Maybe that emotional distance is what helps her focus on how the "collective memory" - a term she uses often - can be strengthened. I ask her whether she feels German have a certain duty to respond to Israelis in a particular way.

Adi replies, "If the third generations of Germans feel the weight of the world on their shoulders, and they don't do anything with it, then it's pointless. Caroline, I don't need you to cry over my grandparents." I need a moment to process that.

Isreali author Sarah Blau, Copyright: Yanai Yechiel
'This is the end of an era,' says Israeli writer Sarah BlauImage: Yanai Yechiel

Tearing down walls, tearing up the dance floor

Back in the Kreuzberg bar, an old music video is helping us tear down some of the walls in our heads. Dancing feels a bit awkward and we laugh nervously, but there is a clumsy beauty in it. We are poignantly aware that Adi's and my parents and grandparents could not dance together.

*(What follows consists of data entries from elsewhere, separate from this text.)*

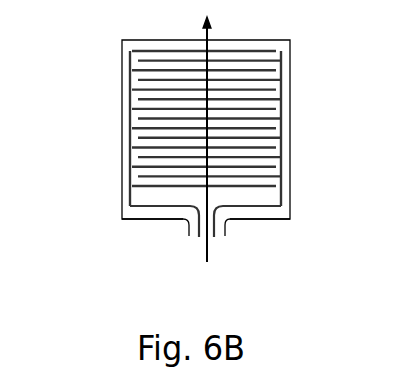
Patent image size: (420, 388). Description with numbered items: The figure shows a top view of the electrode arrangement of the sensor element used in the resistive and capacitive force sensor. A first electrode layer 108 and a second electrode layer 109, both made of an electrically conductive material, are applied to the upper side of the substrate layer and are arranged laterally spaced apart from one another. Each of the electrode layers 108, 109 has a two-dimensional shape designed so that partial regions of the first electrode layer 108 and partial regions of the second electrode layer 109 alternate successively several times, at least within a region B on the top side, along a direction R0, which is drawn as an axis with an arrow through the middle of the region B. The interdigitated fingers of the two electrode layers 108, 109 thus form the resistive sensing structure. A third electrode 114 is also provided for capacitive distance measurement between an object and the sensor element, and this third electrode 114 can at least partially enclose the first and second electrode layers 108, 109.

The region B is at (291, 123).
The first electrode layer ES1 108 is at (135, 203).
The second electrode layer ES2 109 is at (278, 206).
The electrode ES3 114 is at (227, 221).
The direction R0 is at (206, 154).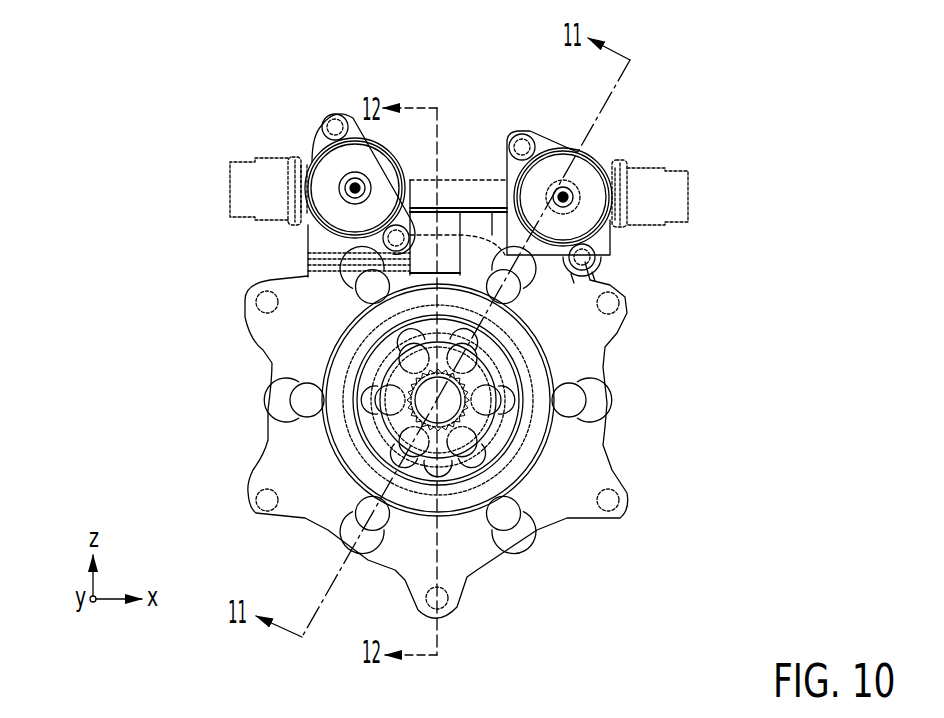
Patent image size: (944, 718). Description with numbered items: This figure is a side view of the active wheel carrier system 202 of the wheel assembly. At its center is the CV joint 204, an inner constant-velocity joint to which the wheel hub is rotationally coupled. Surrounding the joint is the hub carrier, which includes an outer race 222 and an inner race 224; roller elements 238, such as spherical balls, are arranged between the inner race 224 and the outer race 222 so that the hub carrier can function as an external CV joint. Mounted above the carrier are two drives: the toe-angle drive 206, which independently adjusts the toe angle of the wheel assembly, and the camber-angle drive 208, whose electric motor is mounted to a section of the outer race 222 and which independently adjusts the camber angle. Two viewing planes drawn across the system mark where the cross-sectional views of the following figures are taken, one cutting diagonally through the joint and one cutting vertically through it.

The active wheel carrier system 202 is at (155, 105).
The CV joint 204 is at (507, 449).
The toe-angle drive 206 is at (742, 185).
The camber-angle drive 208 is at (217, 182).
The outer race 222 is at (246, 366).
The inner race 224 is at (327, 442).
The roller elements 238 is at (298, 405).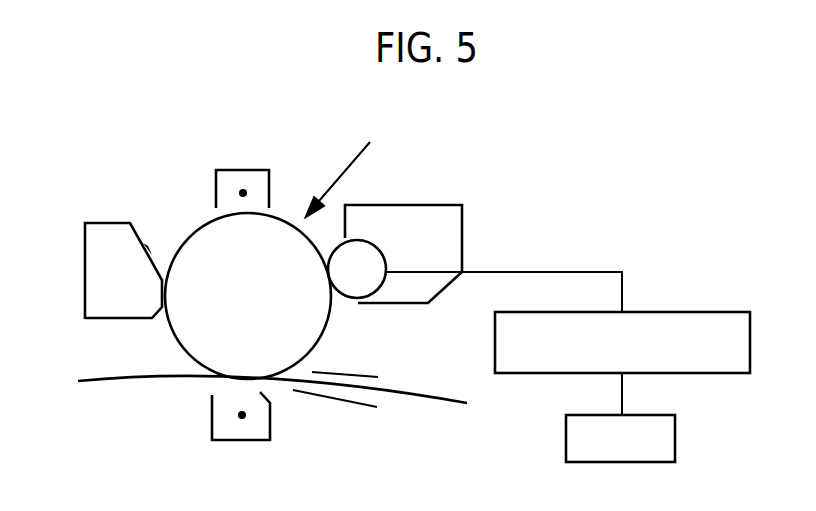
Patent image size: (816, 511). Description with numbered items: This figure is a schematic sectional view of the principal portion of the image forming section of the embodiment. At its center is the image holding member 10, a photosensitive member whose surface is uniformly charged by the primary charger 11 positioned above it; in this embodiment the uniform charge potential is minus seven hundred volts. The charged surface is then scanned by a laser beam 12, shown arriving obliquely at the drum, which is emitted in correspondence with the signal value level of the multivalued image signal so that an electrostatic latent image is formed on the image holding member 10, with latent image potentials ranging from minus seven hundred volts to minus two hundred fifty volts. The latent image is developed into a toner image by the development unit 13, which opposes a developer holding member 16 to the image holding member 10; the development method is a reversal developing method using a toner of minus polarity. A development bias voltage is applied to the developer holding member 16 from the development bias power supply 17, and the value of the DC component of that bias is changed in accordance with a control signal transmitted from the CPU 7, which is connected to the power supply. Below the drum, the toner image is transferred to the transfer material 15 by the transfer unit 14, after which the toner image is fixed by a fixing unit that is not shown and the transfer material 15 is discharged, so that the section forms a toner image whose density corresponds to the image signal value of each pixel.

May 12, 2015 officially marks 50 years of diplomatic relations between Germany and Israel. Sarah Blau has a feeling that something is going to change soon: "This is the end of an era. When the last survivor and the last Nazi will have died, something will change."

Adi isn't quite so sure what the future will hold for her, but she's looking forward to it: "I want to believe that we can march into a better future of no boundaries, no borders, no history weighing us down." Until then, she'll do everything to keep the memory alive. "Our grandchildren will only find out about this time from their history books."

And I will try and stop carrying the baggage of the past on my shoulders, I will read Bernhard Schlink to my children, and I will try to leave out some of the tears. I will tell them about that light weekend in spring 2015 when I danced with Adi, listened to Amir talk about comic books with sparkling eyes and arranged a coffee date with Sarah. This summer, I'll finally be dancing in Tel Aviv, too.